Cindy knew there was nothing there except a blank wall with hardly enough room for someone to get by the bed.

“You’re sure it wasn’t just—you know, the moonlight or something?” she asked, though she already knew the answer to that question because the moon was shining in through
her
window, and the door between the bedrooms had been shut tightly.

“No … no, I’m sure it was her,” Krissy replied.

“Did she say or do anything?” Cindy asked. She wasn’t sure if she was humoring the little girl’s imagination or if she actually believed her. She felt Krissy shake her head in the darkness.

“Nope,” she said. “She was just… just sitting there, singing that song she always sings.”

“You mean ‘I See the Moon?’ ”

“Um-hum, and she was… she was brushing her hair. She had her head leaning way forward so her hair was hanging in front of her face, and she was brushing it.”

“I see,” Cindy said, unable to resist the shiver that shook her shoulders.

“And when she wasn’t singing,” Krissy said with a touch of sadness and hushed awe in her voice, “She was… she was crying.”

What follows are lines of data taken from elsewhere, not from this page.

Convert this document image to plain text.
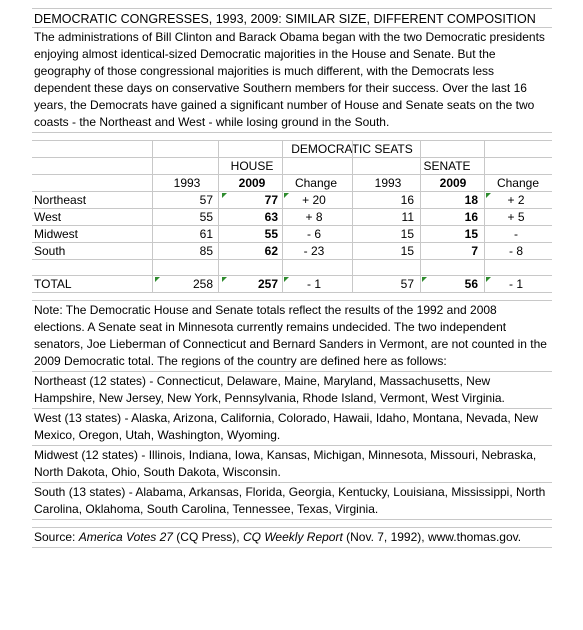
DEMOCRATIC CONGRESSES, 1993, 2009: SIMILAR SIZE, DIFFERENT COMPOSITION
The administrations of Bill Clinton and Barack Obama began with the two Democratic presidents enjoying almost identical-sized Democratic majorities in the House and Senate. But the geography of those congressional majorities is much different, with the Democrats less dependent these days on conservative Southern members for their success. Over the last 16 years, the Democrats have gained a significant number of House and Senate seats on the two coasts - the Northeast and West - while losing ground in the South.
DEMOCRATIC SEATS
HOUSE	SENATE
1993	2009	Change	1993	2009	Change
Northeast	57	77	+ 20	16	18	+ 2
West	55	63	+ 8	11	16	+ 5
Midwest	61	55	- 6	15	15	-
South	85	62	- 23	15	7	- 8
TOTAL	258	257	- 1	57	56	- 1
Note: The Democratic House and Senate totals reflect the results of the 1992 and 2008 elections. A Senate seat in Minnesota currently remains undecided. The two independent senators, Joe Lieberman of Connecticut and Bernard Sanders in Vermont, are not counted in the 2009 Democratic total. The regions of the country are defined here as follows:
Northeast (12 states) - Connecticut, Delaware, Maine, Maryland, Massachusetts, New Hampshire, New Jersey, New York, Pennsylvania, Rhode Island, Vermont, West Virginia.
West (13 states) - Alaska, Arizona, California, Colorado, Hawaii, Idaho, Montana, Nevada, New Mexico, Oregon, Utah, Washington, Wyoming.
Midwest (12 states) - Illinois, Indiana, Iowa, Kansas, Michigan, Minnesota, Missouri, Nebraska, North Dakota, Ohio, South Dakota, Wisconsin.
South (13 states) - Alabama, Arkansas, Florida, Georgia, Kentucky, Louisiana, Mississippi, North Carolina, Oklahoma, South Carolina, Tennessee, Texas, Virginia.
Source: America Votes 27 (CQ Press), CQ Weekly Report (Nov. 7, 1992), www.thomas.gov.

“Well, look, honey,” Cindy said. “It’s really late, and we should both be asleep.” She leaned forward, kissed Krissy on the cheek, and tucked the blankets up around her face. “Try to get to sleep, okay?”

“Umm… okay.”

“G’night, Squirt” Cindy said.

“Night.”

With that, Cindy rolled over, sinking her head into the soft well of the pillow as she closed her eyes; but her eyes didn’t stay closed for very long. She found herself staring almost without blinking at the pale blue wash of moonlight on the windowsill, and she couldn’t push out of her thoughts the memory of that dream she’d had of a thin, glowing hand, reaching for her out of the darkness, trying to grab her. And all she could think was, what if that sound she’d heard, that pitiful, wailing howl that had echoed across the hollow stillness of the lake, had, in fact, been the mournful, muffled cries of Krissy’s blue lady?

Chapter Twenty-Two
 

Bow Hunting

 

I
t was the second week of October, heading into Columbus Day weekend, and the foliage season was in full swing as Alex drove north on Route 302, heading for West Gray. Explosions of bright reds, oranges, and yellow leaves filled the woods on both sides of the road and stood out like smokeless wildfire against the bright, cloudless blue of the sky. There was a chill in the air that Alex found bracing, and that was exactly what he needed to help counteract the hammering hangover he was fighting after all the beer he’d drunk last night. His stomach was churning with sour acid, but a solid breakfast of over-easy eggs, bacon, toast, juice, and plenty of coffee at a local cafe called Pat’s had helped. He was pretty sure that, by noontime, he’d be feeling just fine again.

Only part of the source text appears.